The NAB delivered a stinging rebuke to the FCC yesterday, demanding a National Broadcast Plan to counter the U.S. government’s apparent focus on broadband to the detriment of “free and local” over-the-air broadcasting. In the keynote address in Las Vegas on Monday, Gordon Smith, President and CEO of NAB, said broadcasting’s vital role in society was threatened by the voracious appetite of the wireless industry.
“The wireless industry covets our spectrum, because they chew through their massive allocation of spectrum, attempting to deliver the video we deliver far more efficiently. And they continue to milk, bilk and bill by the bit. Our content, our connection to local communities and our spectral efficiency make us the envy of others. We are a competitive threat,” Smith said.
On the other hand, Smith acknowledged that the world was changing. Throughout the marketplace, he said, we are beginning to see the incredible power of the convergence between broadcasting and broadband. “A future that includes both is bright,” he said. “Broadband, much like broadcast radio and television, is a game-changer. It has enhanced the ways we communicate, creating new platforms for consumers to deliver and receive content.”
So as I plow through a long Day 2 of NAB, I find myself wondering, is the whole broadcast technology business doomed, as IP-based technologies and broadband delivery successfully takes over the industry? Will there even be an NAB Show in 10 years?
Well, the IABM also weighed in yesterday with the release of its Industry Index Report valuing the sector globally at nearly $40 billion worldwide. Not insignificant figures, though perhaps small-fry compared to the telco and IT industries. Growth in the US remains strong at 8.4%, but profitability is predominantly centered in large companies that are able to leverage the possibilities offered by IT technologies to broadcasters.
While these recent figures fuel optimism, it is clear that the industry has to embrace change to survive. Among equipment suppliers, this means more collaboration and the adoption of open standards that enable efficiencies and effectiveness in the broadcast chain and multi-platform delivery.

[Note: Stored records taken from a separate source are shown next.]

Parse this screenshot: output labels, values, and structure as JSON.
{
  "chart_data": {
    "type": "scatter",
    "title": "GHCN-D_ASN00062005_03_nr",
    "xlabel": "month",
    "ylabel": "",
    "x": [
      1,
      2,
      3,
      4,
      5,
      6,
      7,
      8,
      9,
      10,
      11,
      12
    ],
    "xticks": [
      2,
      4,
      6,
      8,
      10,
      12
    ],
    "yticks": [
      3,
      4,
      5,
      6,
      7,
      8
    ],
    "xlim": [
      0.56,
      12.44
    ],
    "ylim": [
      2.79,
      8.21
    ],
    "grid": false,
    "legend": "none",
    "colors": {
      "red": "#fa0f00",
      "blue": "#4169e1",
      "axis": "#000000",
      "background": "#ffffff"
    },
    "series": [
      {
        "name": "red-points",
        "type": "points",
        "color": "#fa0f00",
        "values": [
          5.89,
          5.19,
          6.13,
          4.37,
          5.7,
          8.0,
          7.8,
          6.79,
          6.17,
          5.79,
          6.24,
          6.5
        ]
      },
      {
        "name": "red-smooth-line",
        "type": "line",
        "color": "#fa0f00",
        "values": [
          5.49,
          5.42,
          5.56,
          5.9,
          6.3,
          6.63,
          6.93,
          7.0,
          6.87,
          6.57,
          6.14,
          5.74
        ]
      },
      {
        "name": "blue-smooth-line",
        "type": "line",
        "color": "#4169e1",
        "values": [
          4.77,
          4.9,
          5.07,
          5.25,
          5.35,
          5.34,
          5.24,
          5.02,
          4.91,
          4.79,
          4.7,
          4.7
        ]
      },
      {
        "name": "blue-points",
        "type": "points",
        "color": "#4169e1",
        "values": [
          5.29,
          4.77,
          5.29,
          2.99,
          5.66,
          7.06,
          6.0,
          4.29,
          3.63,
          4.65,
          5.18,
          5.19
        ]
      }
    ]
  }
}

Our CEO, Charlie Vogt, told the NAB conference yesterday that the biggest challenge to the industry right now is the need to align on common standards. “I don’t think small and large broadcasters will continue to build on proprietary networks; they are very costly and they have to keep upgrading the software and hardware, Vogt said. “We’ve got to find a way as equipment suppliers to align on IP-based standards and software-based architecture.”
Collaboration is also key. “I don’t see the ecosystem this industry needs,” Vogt continued. “And I’m willing to give up some competitive elements to achieve more openness. We need more collaboration. I feel that companies like us and Grass, with our global scale, need a lot more collaboration with larger scale and smaller scale companies. There is still a lot of innovation possible, but a lot of cost efficiencies have to be realized.”
These industry pressures were behind our company’s acquisition of Digital Rapids, announced at the show. “Without the scale in sales and service, small companies can’t reach all countries.” With Digital Rapids, he said, “here’s a great company doing great things, but able to reach a limited number of customers”. It needs Imagine Communications global reach to realize its full potential.
So perhaps the broadcast industry is not doomed. But with threats and opportunities on every side, I believe that how companies adapt to these challenges will determine to a large extent whether they will still be here next year, never mind five or 10 years down the road.